After serving in the Navy, Jimmy Carter had a rough start trying to expand his family's peanut-growing business. Because of drought, his first year's harvest failed and Carter had to open several lines of credit to keep the farm going. After Carter took classes in agriculture, and his wife Rosalynn learned accounting to manage the business books, the farm became profitable.

"The spirit of small, independent farming lives on today with the proliferation of microbrewing, and the Carter family got in on the beer business before it was fashionable," the report states. "Unfortunately, brother Billy's 'Billy Beer' never quite took off."

"Carter found his calling later in life working closely with Habitat for Humanity, so you can add construction laborer to his resume, as well."

Herbert Hoover—Geologist

After graduating from college, Herbert Hoover worked in the gold mining districts of Nevada City and Grass Valley, Calif., as a geologist in Western Australia, and as chief engineer for the Chinese Bureau of Mines. Later, he struck out on his own, founding the Zinc Corporation and becoming an independent mining consultant. He traveled worldwide as a consultant and ended up with mining investments on every continent.

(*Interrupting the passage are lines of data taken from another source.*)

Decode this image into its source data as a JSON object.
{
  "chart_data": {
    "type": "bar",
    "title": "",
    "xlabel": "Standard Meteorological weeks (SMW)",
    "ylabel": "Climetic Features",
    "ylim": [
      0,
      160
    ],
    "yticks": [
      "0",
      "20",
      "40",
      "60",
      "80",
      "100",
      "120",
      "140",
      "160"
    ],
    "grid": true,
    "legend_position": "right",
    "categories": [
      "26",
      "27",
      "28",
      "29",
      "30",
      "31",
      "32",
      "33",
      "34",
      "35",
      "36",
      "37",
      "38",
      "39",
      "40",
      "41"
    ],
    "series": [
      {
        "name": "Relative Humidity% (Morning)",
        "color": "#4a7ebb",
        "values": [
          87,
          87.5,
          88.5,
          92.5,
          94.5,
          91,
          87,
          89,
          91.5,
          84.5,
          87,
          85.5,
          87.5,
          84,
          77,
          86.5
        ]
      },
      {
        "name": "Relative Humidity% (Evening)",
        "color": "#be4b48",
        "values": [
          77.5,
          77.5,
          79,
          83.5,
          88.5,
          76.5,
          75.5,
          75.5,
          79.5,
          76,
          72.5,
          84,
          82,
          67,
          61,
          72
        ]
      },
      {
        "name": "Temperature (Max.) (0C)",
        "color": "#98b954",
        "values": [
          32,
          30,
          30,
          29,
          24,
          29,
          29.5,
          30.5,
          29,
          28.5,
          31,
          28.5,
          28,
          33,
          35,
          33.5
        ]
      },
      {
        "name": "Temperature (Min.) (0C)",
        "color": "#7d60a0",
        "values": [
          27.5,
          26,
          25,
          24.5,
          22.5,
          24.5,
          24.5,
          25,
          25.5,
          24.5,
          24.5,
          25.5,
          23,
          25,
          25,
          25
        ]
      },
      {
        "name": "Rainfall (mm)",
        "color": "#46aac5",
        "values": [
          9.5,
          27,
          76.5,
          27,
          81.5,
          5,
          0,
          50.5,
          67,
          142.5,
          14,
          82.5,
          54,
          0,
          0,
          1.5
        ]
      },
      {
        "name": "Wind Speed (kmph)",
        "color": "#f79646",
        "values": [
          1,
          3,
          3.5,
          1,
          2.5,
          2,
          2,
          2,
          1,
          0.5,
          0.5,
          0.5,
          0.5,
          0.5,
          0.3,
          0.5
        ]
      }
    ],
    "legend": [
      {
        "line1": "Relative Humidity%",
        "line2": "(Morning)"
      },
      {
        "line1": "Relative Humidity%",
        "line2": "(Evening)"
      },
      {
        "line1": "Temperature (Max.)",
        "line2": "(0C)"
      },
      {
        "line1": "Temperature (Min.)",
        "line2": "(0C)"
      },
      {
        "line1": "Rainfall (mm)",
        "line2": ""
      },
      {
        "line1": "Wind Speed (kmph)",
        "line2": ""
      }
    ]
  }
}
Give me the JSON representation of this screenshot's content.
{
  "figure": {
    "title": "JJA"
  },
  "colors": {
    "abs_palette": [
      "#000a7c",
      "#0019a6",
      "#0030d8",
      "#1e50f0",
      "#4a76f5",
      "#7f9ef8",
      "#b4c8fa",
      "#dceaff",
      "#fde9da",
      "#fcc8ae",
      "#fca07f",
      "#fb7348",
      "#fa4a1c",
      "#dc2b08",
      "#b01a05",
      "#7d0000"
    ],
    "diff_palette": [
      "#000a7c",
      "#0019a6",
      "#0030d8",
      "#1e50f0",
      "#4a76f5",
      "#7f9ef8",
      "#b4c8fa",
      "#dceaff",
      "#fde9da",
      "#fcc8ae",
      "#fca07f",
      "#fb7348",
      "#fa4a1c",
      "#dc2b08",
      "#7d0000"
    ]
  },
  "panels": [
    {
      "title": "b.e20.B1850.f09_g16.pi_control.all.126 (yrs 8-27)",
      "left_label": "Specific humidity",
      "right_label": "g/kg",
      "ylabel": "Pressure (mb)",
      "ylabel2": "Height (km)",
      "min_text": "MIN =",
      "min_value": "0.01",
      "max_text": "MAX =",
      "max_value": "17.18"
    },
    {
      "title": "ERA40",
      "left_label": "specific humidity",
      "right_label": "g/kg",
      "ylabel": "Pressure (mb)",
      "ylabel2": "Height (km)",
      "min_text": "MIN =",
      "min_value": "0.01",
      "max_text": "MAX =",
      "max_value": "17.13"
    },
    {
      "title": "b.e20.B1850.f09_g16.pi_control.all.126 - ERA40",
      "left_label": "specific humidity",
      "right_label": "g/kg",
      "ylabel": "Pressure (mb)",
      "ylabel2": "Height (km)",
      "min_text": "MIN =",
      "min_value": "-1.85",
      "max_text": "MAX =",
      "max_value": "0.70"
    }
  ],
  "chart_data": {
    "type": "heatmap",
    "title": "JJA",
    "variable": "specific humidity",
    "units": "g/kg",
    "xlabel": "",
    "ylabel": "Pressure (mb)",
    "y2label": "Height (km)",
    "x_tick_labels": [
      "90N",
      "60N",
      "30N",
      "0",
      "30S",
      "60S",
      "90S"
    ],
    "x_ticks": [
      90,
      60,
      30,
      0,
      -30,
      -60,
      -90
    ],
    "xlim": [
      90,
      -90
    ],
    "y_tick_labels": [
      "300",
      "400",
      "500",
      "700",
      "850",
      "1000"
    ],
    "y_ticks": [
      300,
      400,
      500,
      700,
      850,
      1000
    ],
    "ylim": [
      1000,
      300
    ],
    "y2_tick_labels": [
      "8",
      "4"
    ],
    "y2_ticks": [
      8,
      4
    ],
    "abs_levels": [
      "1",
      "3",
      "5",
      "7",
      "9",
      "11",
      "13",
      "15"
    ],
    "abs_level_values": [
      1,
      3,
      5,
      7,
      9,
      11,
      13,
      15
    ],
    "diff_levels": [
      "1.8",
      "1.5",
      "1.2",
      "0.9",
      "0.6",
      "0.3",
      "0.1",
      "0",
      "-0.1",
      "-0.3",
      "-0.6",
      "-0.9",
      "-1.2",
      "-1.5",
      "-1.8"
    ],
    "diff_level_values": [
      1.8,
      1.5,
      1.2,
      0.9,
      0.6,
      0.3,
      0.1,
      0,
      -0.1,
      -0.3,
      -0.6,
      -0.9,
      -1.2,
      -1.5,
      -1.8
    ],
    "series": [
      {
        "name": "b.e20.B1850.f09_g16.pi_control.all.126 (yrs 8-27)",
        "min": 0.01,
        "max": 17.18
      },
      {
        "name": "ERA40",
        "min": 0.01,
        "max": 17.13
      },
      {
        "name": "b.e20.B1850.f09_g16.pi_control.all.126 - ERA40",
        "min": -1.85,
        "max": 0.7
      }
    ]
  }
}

Ronald Reagan—Radio Announcer

Everyone knows Ronald Reagan was a movie actor. But before his Hollywood career, Reagan held jobs as an announcer at several radio stations in Iowa. At one station in Des Moines, he was an announcer for Chicago Cubs baseball games. It was while traveling with the Cubs in California that Reagan took a screen test that led to a seven-year contract with Warner Brothers studios, where his first few years were spent in the "B film" unit.

Barack Obama—Community Manager

"In the mid-to-late 1980s, Barack Obama transitioned into civil service in the most modest, grassroots position imaginable," according to CareerCast. "He worked as a community manager … working with churches to establish job-placement and training programs and educational services."

Two years after graduating from college, Obama was hired as director of the Developing Communities Project, a church-based organization on Chicago's South Side. He helped create a job-training program, a college preparatory tutoring program, and a tenants' rights organization. The current president also worked as a consultant and instructor for the Gamaliel Foundation, a community organizing institute.